だが、ダイアナお嬢様は、憎悪を腹の底に沈めるようにゆっくりと瞬くと、穏やかな声で続けた。
「第一王子がニアお兄さまをこのまま放置したり、雑に扱うようなら、私の人生をかけても報いを受けさせるわ。生まれてきたことを必ず後悔させてやる」
そう言って、ダイアナお嬢様は怖いくらい美しい笑みを浮かべた。ジーナが見惚れてしまうぐらい完璧な笑顔だ。
「だからね、もう少しだけ様子を見ましょうジーナ」
「様子を、ですか?」
「ええ、第一王子がこれからどうでるかを観察するの。私たちが復讐をするのは、それからでも遅くないわ」
静かに諭す声に、ジーナは荒ぶっていた心がすっと落ち着いていくのを感じた。確かにダイアナお嬢様の言うとおりだ。もし完璧な復讐を果たすのであれば、相手の動きを見てから、じっくりと準備をする方がいい。
「そのときには、必ず私にもお声がけください」
ジーナがそう懇願すると、ダイアナは、もちろん、とばかりに目を細めて微笑んだ。
数時間後、マークスと追いかけっこをして遊ぶニア坊ちゃんを複雑な気持ちで眺めていると、にわかに屋敷の方が騒がしくなった。
慌てて屋敷に戻っていったニア坊ちゃんの後を追う。すると、ジーナが今まで見たこともないほど美しい顔立ちをした青年が、大量の青薔薇の中でニア坊ちゃんをキツく抱き締めているのが見えた。
「ニア、悪かった。戻ってきてくれ」
美貌の青年がそう哀願の言葉を漏らすのを聞いて、ジーナはようやくその青年が第一王子なのだと気付いた。
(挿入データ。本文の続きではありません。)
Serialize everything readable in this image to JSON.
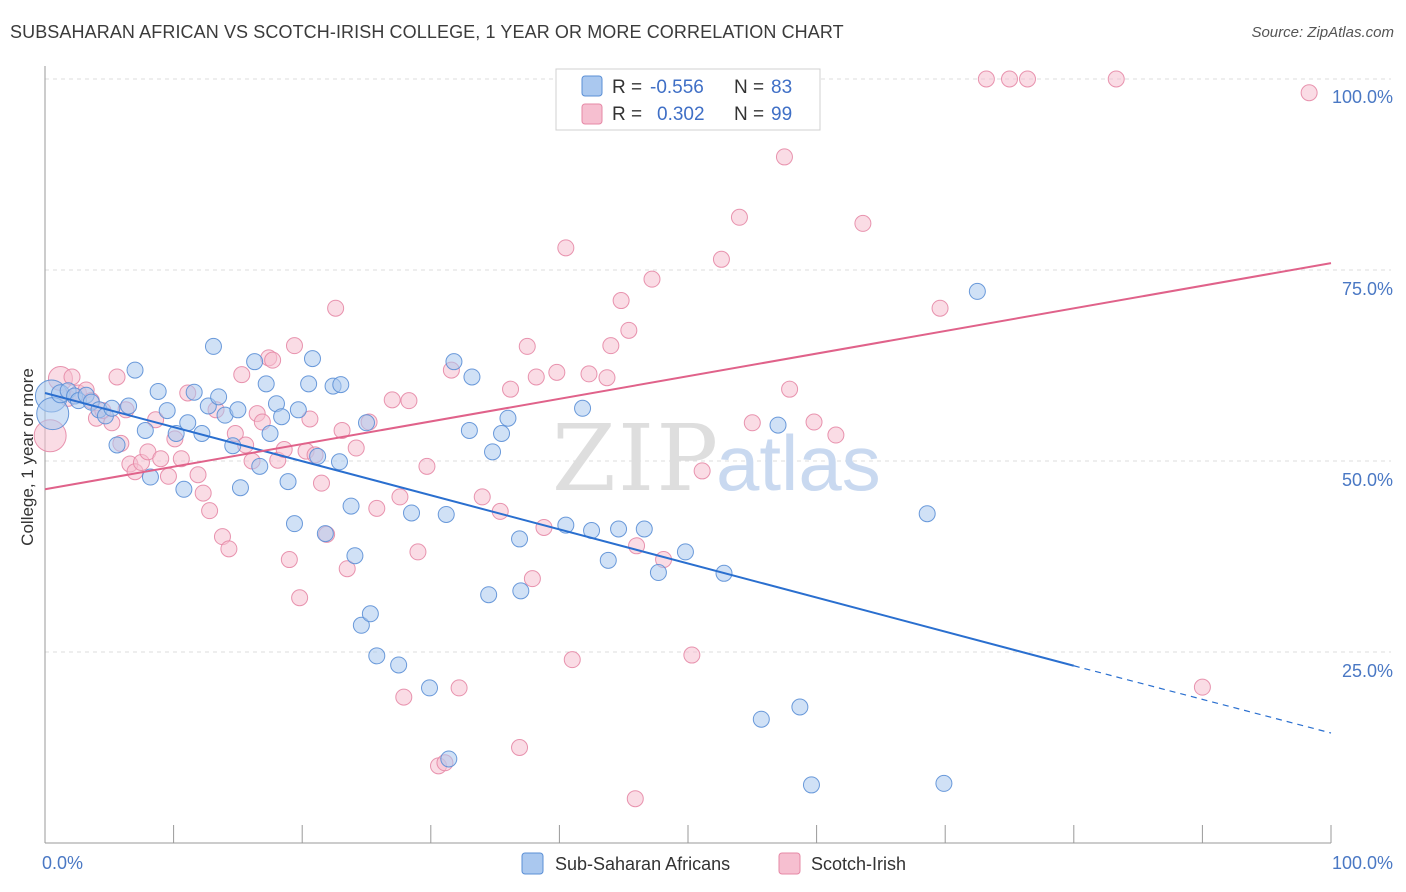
{
  "title": "SUBSAHARAN AFRICAN VS SCOTCH-IRISH COLLEGE, 1 YEAR OR MORE CORRELATION CHART",
  "source": "Source: ZipAtlas.com",
  "watermark": {
    "zip": "ZIP",
    "atlas": "atlas"
  },
  "colors": {
    "blue_fill": "#aac8ef",
    "blue_stroke": "#5b8fd6",
    "blue_line": "#2a6fcf",
    "pink_fill": "#f6bfd0",
    "pink_stroke": "#e688a6",
    "pink_line": "#e0628a",
    "grid": "#dddddd",
    "tick_text": "#4a78c4"
  },
  "legend": {
    "rows": [
      {
        "r_label": "R =",
        "r_value": "-0.556",
        "n_label": "N =",
        "n_value": "83"
      },
      {
        "r_label": "R =",
        "r_value": "0.302",
        "n_label": "N =",
        "n_value": "99"
      }
    ]
  },
  "bottom_legend": [
    "Sub-Saharan Africans",
    "Scotch-Irish"
  ],
  "chart_data": {
    "type": "scatter",
    "title": "SUBSAHARAN AFRICAN VS SCOTCH-IRISH COLLEGE, 1 YEAR OR MORE CORRELATION CHART",
    "xlabel": "",
    "ylabel": "College, 1 year or more",
    "xlim": [
      0,
      100
    ],
    "ylim": [
      0,
      100
    ],
    "x_tick_labels": [
      "0.0%",
      "100.0%"
    ],
    "y_tick_labels": [
      "25.0%",
      "50.0%",
      "75.0%",
      "100.0%"
    ],
    "y_ticks": [
      25,
      50,
      75,
      100
    ],
    "grid": true,
    "legend_position": "top-center",
    "series": [
      {
        "name": "Sub-Saharan Africans",
        "r": -0.556,
        "n": 83,
        "trend": {
          "x0": 0,
          "y0": 58.9,
          "x1": 80,
          "y1": 23.2,
          "dash_to_x": 100,
          "dash_to_y": 14.4
        },
        "points": [
          [
            0.5,
            58.5,
            16
          ],
          [
            0.6,
            56.2,
            16
          ],
          [
            1.2,
            58.8,
            9
          ],
          [
            1.8,
            59.2,
            8
          ],
          [
            2.3,
            58.5,
            8
          ],
          [
            2.6,
            57.9,
            8
          ],
          [
            3.2,
            58.6,
            8
          ],
          [
            3.6,
            57.7,
            8
          ],
          [
            4.2,
            56.7,
            8
          ],
          [
            4.7,
            55.9,
            8
          ],
          [
            5.2,
            56.9,
            8
          ],
          [
            5.6,
            52.1,
            8
          ],
          [
            6.5,
            57.2,
            8
          ],
          [
            7.0,
            61.9,
            8
          ],
          [
            7.8,
            54.0,
            8
          ],
          [
            8.2,
            47.9,
            8
          ],
          [
            8.8,
            59.1,
            8
          ],
          [
            9.5,
            56.6,
            8
          ],
          [
            10.2,
            53.6,
            8
          ],
          [
            10.8,
            46.3,
            8
          ],
          [
            11.1,
            55.0,
            8
          ],
          [
            11.6,
            59.0,
            8
          ],
          [
            12.2,
            53.6,
            8
          ],
          [
            12.7,
            57.2,
            8
          ],
          [
            13.1,
            65.0,
            8
          ],
          [
            13.5,
            58.4,
            8
          ],
          [
            14.0,
            56.0,
            8
          ],
          [
            14.6,
            52.0,
            8
          ],
          [
            15.0,
            56.7,
            8
          ],
          [
            15.2,
            46.5,
            8
          ],
          [
            16.3,
            63.0,
            8
          ],
          [
            16.7,
            49.3,
            8
          ],
          [
            17.2,
            60.1,
            8
          ],
          [
            17.5,
            53.6,
            8
          ],
          [
            18.0,
            57.5,
            8
          ],
          [
            18.4,
            55.8,
            8
          ],
          [
            18.9,
            47.3,
            8
          ],
          [
            19.4,
            41.8,
            8
          ],
          [
            19.7,
            56.7,
            8
          ],
          [
            20.5,
            60.1,
            8
          ],
          [
            20.8,
            63.4,
            8
          ],
          [
            21.2,
            50.6,
            8
          ],
          [
            21.8,
            40.5,
            8
          ],
          [
            22.4,
            59.8,
            8
          ],
          [
            22.9,
            49.9,
            8
          ],
          [
            23.0,
            60.0,
            8
          ],
          [
            23.8,
            44.1,
            8
          ],
          [
            24.1,
            37.6,
            8
          ],
          [
            24.6,
            28.5,
            8
          ],
          [
            25.0,
            55.0,
            8
          ],
          [
            25.3,
            30.0,
            8
          ],
          [
            25.8,
            24.5,
            8
          ],
          [
            27.5,
            23.3,
            8
          ],
          [
            28.5,
            43.2,
            8
          ],
          [
            29.9,
            20.3,
            8
          ],
          [
            31.2,
            43.0,
            8
          ],
          [
            31.4,
            11.0,
            8
          ],
          [
            31.8,
            63.0,
            8
          ],
          [
            33.0,
            54.0,
            8
          ],
          [
            33.2,
            61.0,
            8
          ],
          [
            34.5,
            32.5,
            8
          ],
          [
            34.8,
            51.2,
            8
          ],
          [
            35.5,
            53.6,
            8
          ],
          [
            36.0,
            55.6,
            8
          ],
          [
            36.9,
            39.8,
            8
          ],
          [
            37.0,
            33.0,
            8
          ],
          [
            40.5,
            41.6,
            8
          ],
          [
            41.8,
            56.9,
            8
          ],
          [
            42.5,
            40.9,
            8
          ],
          [
            43.8,
            37.0,
            8
          ],
          [
            44.6,
            41.1,
            8
          ],
          [
            46.6,
            41.1,
            8
          ],
          [
            47.7,
            35.4,
            8
          ],
          [
            49.8,
            38.1,
            8
          ],
          [
            52.8,
            35.3,
            8
          ],
          [
            55.7,
            16.2,
            8
          ],
          [
            57.0,
            54.7,
            8
          ],
          [
            58.7,
            17.8,
            8
          ],
          [
            59.6,
            7.6,
            8
          ],
          [
            68.6,
            43.1,
            8
          ],
          [
            69.9,
            7.8,
            8
          ],
          [
            72.5,
            72.2,
            8
          ]
        ]
      },
      {
        "name": "Scotch-Irish",
        "r": 0.302,
        "n": 99,
        "trend": {
          "x0": 0,
          "y0": 46.3,
          "x1": 100,
          "y1": 75.9
        },
        "points": [
          [
            0.4,
            53.3,
            16
          ],
          [
            1.2,
            60.8,
            12
          ],
          [
            1.8,
            58.2,
            8
          ],
          [
            2.1,
            61.0,
            8
          ],
          [
            2.6,
            58.9,
            8
          ],
          [
            3.2,
            59.3,
            8
          ],
          [
            3.6,
            57.9,
            8
          ],
          [
            4.0,
            55.6,
            8
          ],
          [
            4.5,
            56.6,
            8
          ],
          [
            5.2,
            55.0,
            8
          ],
          [
            5.6,
            61.0,
            8
          ],
          [
            5.9,
            52.3,
            8
          ],
          [
            6.3,
            56.7,
            8
          ],
          [
            6.6,
            49.6,
            8
          ],
          [
            7.0,
            48.6,
            8
          ],
          [
            7.5,
            49.8,
            8
          ],
          [
            8.0,
            51.2,
            8
          ],
          [
            8.6,
            55.4,
            8
          ],
          [
            9.0,
            50.3,
            8
          ],
          [
            9.6,
            48.0,
            8
          ],
          [
            10.1,
            52.9,
            8
          ],
          [
            10.6,
            50.3,
            8
          ],
          [
            11.1,
            58.9,
            8
          ],
          [
            11.9,
            48.2,
            8
          ],
          [
            12.3,
            45.8,
            8
          ],
          [
            12.8,
            43.5,
            8
          ],
          [
            13.3,
            56.7,
            8
          ],
          [
            13.8,
            40.1,
            8
          ],
          [
            14.3,
            38.5,
            8
          ],
          [
            14.8,
            53.6,
            8
          ],
          [
            15.3,
            61.3,
            8
          ],
          [
            15.6,
            52.1,
            8
          ],
          [
            16.1,
            50.0,
            8
          ],
          [
            16.5,
            56.2,
            8
          ],
          [
            16.9,
            55.1,
            8
          ],
          [
            17.4,
            63.5,
            8
          ],
          [
            17.7,
            63.2,
            8
          ],
          [
            18.1,
            50.1,
            8
          ],
          [
            18.6,
            51.5,
            8
          ],
          [
            19.0,
            37.1,
            8
          ],
          [
            19.4,
            65.1,
            8
          ],
          [
            19.8,
            32.1,
            8
          ],
          [
            20.3,
            51.3,
            8
          ],
          [
            20.6,
            55.5,
            8
          ],
          [
            21.0,
            50.8,
            8
          ],
          [
            21.5,
            47.1,
            8
          ],
          [
            21.9,
            40.4,
            8
          ],
          [
            22.6,
            70.0,
            8
          ],
          [
            23.1,
            54.0,
            8
          ],
          [
            23.5,
            35.9,
            8
          ],
          [
            24.2,
            51.7,
            8
          ],
          [
            25.2,
            55.1,
            8
          ],
          [
            25.8,
            43.8,
            8
          ],
          [
            27.0,
            58.0,
            8
          ],
          [
            27.6,
            45.3,
            8
          ],
          [
            27.9,
            19.1,
            8
          ],
          [
            28.3,
            57.9,
            8
          ],
          [
            29.0,
            38.1,
            8
          ],
          [
            29.7,
            49.3,
            8
          ],
          [
            30.6,
            10.1,
            8
          ],
          [
            31.1,
            10.5,
            8
          ],
          [
            31.6,
            61.9,
            8
          ],
          [
            32.2,
            20.3,
            8
          ],
          [
            34.0,
            45.3,
            8
          ],
          [
            35.4,
            43.4,
            8
          ],
          [
            36.2,
            59.4,
            8
          ],
          [
            36.9,
            12.5,
            8
          ],
          [
            37.5,
            65.0,
            8
          ],
          [
            37.9,
            34.6,
            8
          ],
          [
            38.2,
            61.0,
            8
          ],
          [
            38.8,
            41.3,
            8
          ],
          [
            39.8,
            61.6,
            8
          ],
          [
            40.5,
            77.9,
            8
          ],
          [
            41.0,
            24.0,
            8
          ],
          [
            42.3,
            61.4,
            8
          ],
          [
            43.7,
            60.9,
            8
          ],
          [
            44.0,
            65.1,
            8
          ],
          [
            44.8,
            71.0,
            8
          ],
          [
            45.4,
            67.1,
            8
          ],
          [
            45.9,
            5.8,
            8
          ],
          [
            46.0,
            38.9,
            8
          ],
          [
            47.2,
            73.8,
            8
          ],
          [
            48.1,
            37.1,
            8
          ],
          [
            48.7,
            100.0,
            8
          ],
          [
            50.3,
            24.6,
            8
          ],
          [
            51.1,
            48.7,
            8
          ],
          [
            52.6,
            76.4,
            8
          ],
          [
            54.0,
            81.9,
            8
          ],
          [
            55.0,
            55.0,
            8
          ],
          [
            57.5,
            89.8,
            8
          ],
          [
            57.9,
            59.4,
            8
          ],
          [
            59.8,
            55.1,
            8
          ],
          [
            61.5,
            53.4,
            8
          ],
          [
            63.6,
            81.1,
            8
          ],
          [
            69.6,
            70.0,
            8
          ],
          [
            73.2,
            100.0,
            8
          ],
          [
            75.0,
            100.0,
            8
          ],
          [
            76.4,
            100.0,
            8
          ],
          [
            83.3,
            100.0,
            8
          ],
          [
            90.0,
            20.4,
            8
          ],
          [
            98.3,
            98.2,
            8
          ]
        ]
      }
    ]
  }
}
第一王子はひどく切なげな眼差しで、ニア坊ちゃんを見つめている。その瞳に滲む愛おしさに気付いた瞬間、ジーナはどうしてだか泣き出しそうになった。
――第一王子も、ニア坊ちゃんのことを想っているんだ。
そう解って安堵しているのに、雛鳥が遠くへと巣立っていくような切なさが込み上げて胸がギュッと締め付けられた。
「おかぁさん、どうしたの?」
ジーナの手を握り締めたマークスが、不思議そうに訊ねてくる。ジーナが涙で潤んだ瞳で見下ろすと、マークスはこてんと首を傾げた。
「かなしいの?」
シンプルな問い掛けに、ジーナはかすかに泣き笑いを浮かべた。
「悲しいんじゃないのよ。ただ、ちょっと寂しいだけ」
「さみしい?」
「うん、そうね。もう『坊ちゃん』じゃなくなっちゃったから」
ジーナの返答に、訳がわからないとばかりにマークスがパチパチと目を大きく瞬かせる。その仕草に笑みを浮かべながら、ジーナはぼんやりと考えた。
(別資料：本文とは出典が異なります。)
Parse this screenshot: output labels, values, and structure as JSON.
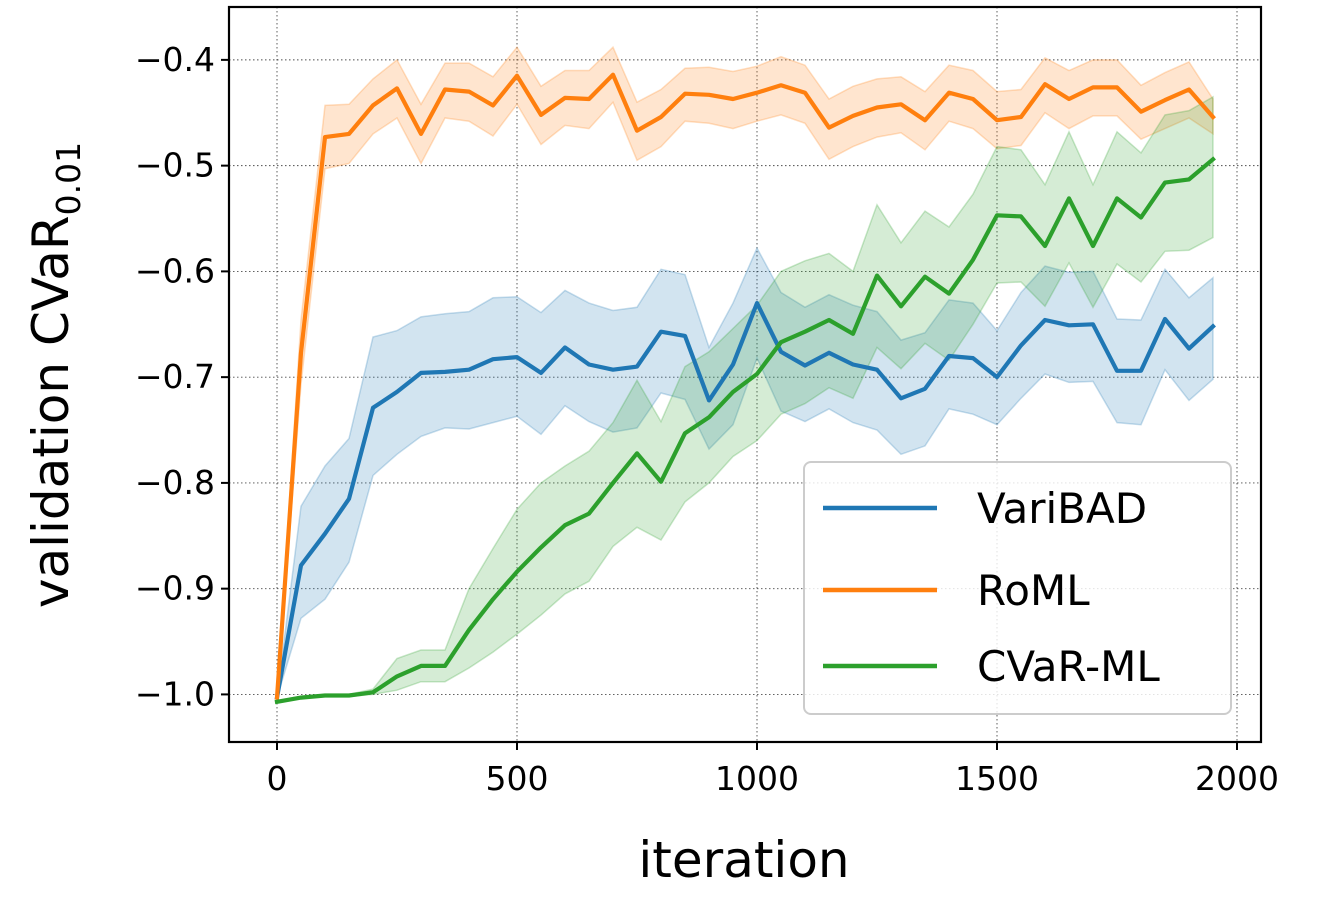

小さい頃からずっと大切にお世話をしてきた坊ちゃんは、もうジーナの手から離れて、別の人の腕に抱かれている。それにどうしようもない寂しさを覚えるけれども、受け入れなくてはならない。だって、きっと愛する人に愛されて、ニア坊ちゃんは幸せになれるはずなのだから。
ダイアナお嬢様に案内されて、ニア坊ちゃんと第一王子が中庭の方へと進んでいく。その姿を眺めていると、ふと第一王子がジーナの方を見やった。その眼差しを受けて、ジーナはゆっくりと頭を垂れた。
『どうか、この人がニア坊ちゃんを傷付けませんように』
そう祈りを捧げながら、そっと顔を上げる。そこには三人の姿はもうなかった。
それから三年後、街中に配られた号外を見て、ジーナは声をあげて泣いた。
わんわんと大声で泣きじゃくるジーナを見て、七歳になったマークスと夫のアランが驚いたように目を見開いている。だが、今はその眼差しも気にならなかった。
英雄ニア・ブラウンと第一王子の婚姻が書かれた号外を両手で高く掲げて、ジーナは大きな声で叫んだ。